Last year, a total 1,266 incidents targeting Jews and Jewish institutions were recorded, and from January to April of this year, a total of 541 acts were recorded in the U.S.
San Diego ADL Assistant Regional Director Liran Braude said 2017 could possibly be the worst year on record in relation to anti-Semitic acts especially in San Diego.
“The incidents have increased four times as many as there were in the first quarter of last year,” Braude said. “That’s a 300 percent increase and that is obviously very concerning.”
The ADL keeps track of acts of vandalism, assault, and bullying, among other incidents, through law enforcement reports, news coverage, or information provided by individuals. The regional office in San Diego works with law enforcement and educational institutions to keep track of such cases, as well as, to develop programs to combat both criminal and noncriminal incidents.
Braude said they can keep track of criminal anti-Semitic acts through police reports, but keeping track of other incidents like hate speech is harder and those instances tend to go unreported.
The organization also found that anti-Semitic bullying and vandalism doubled in non-denominational schools K-12 throughout the country.
“The newest trend and the newest platform that’s being used is social media, we’ve seen a huge uptake in bullying (on) social media platforms,” he said. “That makes it extremely hard for students to escape that bullying.”
Part of the work that the ADL does also includes education for schools, teachers, students and parents.
“Many schools don’t know how to respond to these kinds of prejudice incidents and they oftentimes won’t want the word about that incident to get out because it can adversely impact their reputation, cause fear in the student body and the parents,” Braude said.
The organization helps schools organize programs and gives them conversation tips for teachers and parents to address current social issues.
“The more we can engage with other people, the more we learn about them, the more familiar we become, the less animosity there is between us and the less ignorance there is, because we understand each other better,” Braude said.
In contrast to elementary and secondary schools, incidents on college campuses have neither increased or decreased, according to the ADL audit.

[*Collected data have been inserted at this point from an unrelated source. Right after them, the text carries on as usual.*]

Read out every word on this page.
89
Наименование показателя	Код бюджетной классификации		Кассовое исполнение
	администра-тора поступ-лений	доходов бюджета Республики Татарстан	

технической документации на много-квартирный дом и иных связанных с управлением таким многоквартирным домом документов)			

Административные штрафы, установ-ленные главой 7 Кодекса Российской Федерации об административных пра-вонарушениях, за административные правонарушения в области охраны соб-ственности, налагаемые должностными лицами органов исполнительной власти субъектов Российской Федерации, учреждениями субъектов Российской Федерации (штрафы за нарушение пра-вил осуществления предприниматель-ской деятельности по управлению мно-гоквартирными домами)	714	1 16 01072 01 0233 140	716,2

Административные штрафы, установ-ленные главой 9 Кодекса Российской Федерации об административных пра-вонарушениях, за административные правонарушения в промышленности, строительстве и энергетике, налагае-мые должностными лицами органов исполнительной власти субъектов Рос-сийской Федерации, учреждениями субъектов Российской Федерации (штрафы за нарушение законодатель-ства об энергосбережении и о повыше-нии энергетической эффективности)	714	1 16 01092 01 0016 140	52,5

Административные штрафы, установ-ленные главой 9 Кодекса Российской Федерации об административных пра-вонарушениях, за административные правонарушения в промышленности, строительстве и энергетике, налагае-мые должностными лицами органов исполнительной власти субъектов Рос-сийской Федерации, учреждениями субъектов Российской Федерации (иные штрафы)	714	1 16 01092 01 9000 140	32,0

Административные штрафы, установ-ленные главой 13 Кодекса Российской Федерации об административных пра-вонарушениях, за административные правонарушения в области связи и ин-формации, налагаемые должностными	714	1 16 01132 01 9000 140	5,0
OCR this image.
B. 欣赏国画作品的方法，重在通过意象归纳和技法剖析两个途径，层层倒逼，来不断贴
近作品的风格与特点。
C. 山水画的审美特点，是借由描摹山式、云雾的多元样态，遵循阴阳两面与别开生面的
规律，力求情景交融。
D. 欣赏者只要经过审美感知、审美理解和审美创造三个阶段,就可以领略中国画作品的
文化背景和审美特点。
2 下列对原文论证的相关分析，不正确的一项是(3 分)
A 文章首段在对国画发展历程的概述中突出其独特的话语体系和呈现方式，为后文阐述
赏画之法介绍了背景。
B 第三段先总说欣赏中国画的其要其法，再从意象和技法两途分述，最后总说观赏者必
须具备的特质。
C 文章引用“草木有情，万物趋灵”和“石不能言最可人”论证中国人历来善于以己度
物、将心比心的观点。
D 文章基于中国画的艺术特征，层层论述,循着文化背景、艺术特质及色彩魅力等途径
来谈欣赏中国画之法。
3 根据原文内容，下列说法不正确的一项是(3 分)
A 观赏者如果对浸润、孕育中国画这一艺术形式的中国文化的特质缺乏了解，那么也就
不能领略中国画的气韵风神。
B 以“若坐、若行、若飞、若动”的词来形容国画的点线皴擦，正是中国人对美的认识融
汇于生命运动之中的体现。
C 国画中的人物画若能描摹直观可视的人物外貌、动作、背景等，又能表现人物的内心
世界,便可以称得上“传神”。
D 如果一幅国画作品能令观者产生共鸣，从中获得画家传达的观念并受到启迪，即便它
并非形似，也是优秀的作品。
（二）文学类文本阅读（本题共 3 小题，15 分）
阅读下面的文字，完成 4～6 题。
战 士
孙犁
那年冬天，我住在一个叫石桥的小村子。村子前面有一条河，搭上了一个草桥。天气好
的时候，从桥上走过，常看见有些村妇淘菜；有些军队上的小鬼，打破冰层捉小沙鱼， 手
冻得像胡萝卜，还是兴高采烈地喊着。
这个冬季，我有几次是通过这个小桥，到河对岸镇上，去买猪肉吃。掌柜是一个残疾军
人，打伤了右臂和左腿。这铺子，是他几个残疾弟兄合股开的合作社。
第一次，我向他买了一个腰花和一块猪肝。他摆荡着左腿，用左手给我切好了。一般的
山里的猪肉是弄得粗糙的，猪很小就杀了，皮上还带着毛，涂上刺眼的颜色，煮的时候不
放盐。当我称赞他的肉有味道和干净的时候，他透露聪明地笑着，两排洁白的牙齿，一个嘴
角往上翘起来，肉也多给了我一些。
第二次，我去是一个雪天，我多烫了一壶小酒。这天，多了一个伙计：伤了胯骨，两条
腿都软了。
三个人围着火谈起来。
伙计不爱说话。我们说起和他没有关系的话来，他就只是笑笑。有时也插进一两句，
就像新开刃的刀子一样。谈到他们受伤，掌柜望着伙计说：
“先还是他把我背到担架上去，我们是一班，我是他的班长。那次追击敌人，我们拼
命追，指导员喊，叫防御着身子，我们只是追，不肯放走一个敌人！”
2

Braude said the reason for those numbers remaining flat is because oftentimes universities desire to keep such incidents private, or in some cases graffiti related incidents are simply removed by maintenance crews before they are reported.
Jackie Tolley, director of Hillel at San Diego State University, said it’s likely that students don’t know that they can report incidents to ADL.
Hillel at SDSU is an independent religious corporation that works with the university to serve the Jewish community. Tolley said, they work on educating students on how to respond when faced with anti-Semitic incidents.
She said they try to get students to report any incidents like an anti-Semitic flier on campus to Hillel at SDSU if they don’t want to report to ADL.
Although there has not been an increase in incidents on college campuses, Braude said the ADL has tracked been over 140 incidents across the country of white supremacists groups recruiting on campuses.
Tolley said it’s important for those who are vigilant about these acts to report anti-Semitic incidents to the university so they can be aware of the what is occurring on campus.
“It’s really difficult on a campus where free speech and academic freedom are both issues that are very near and dear to the university community,” Tolley said. “These incidents sometimes walk the line between legal or not legal.”
She said students are not always aware of incidents can also play a role in the lack of reporting.
Braude said it is important to combat these issues as a community because these trends are increasing.
“We need to start being okay with having differences and not taking it to the extremes and harboring animosity toward different people because of different views,” Braude said. “It’s so important that we bring back that civility to our communities.”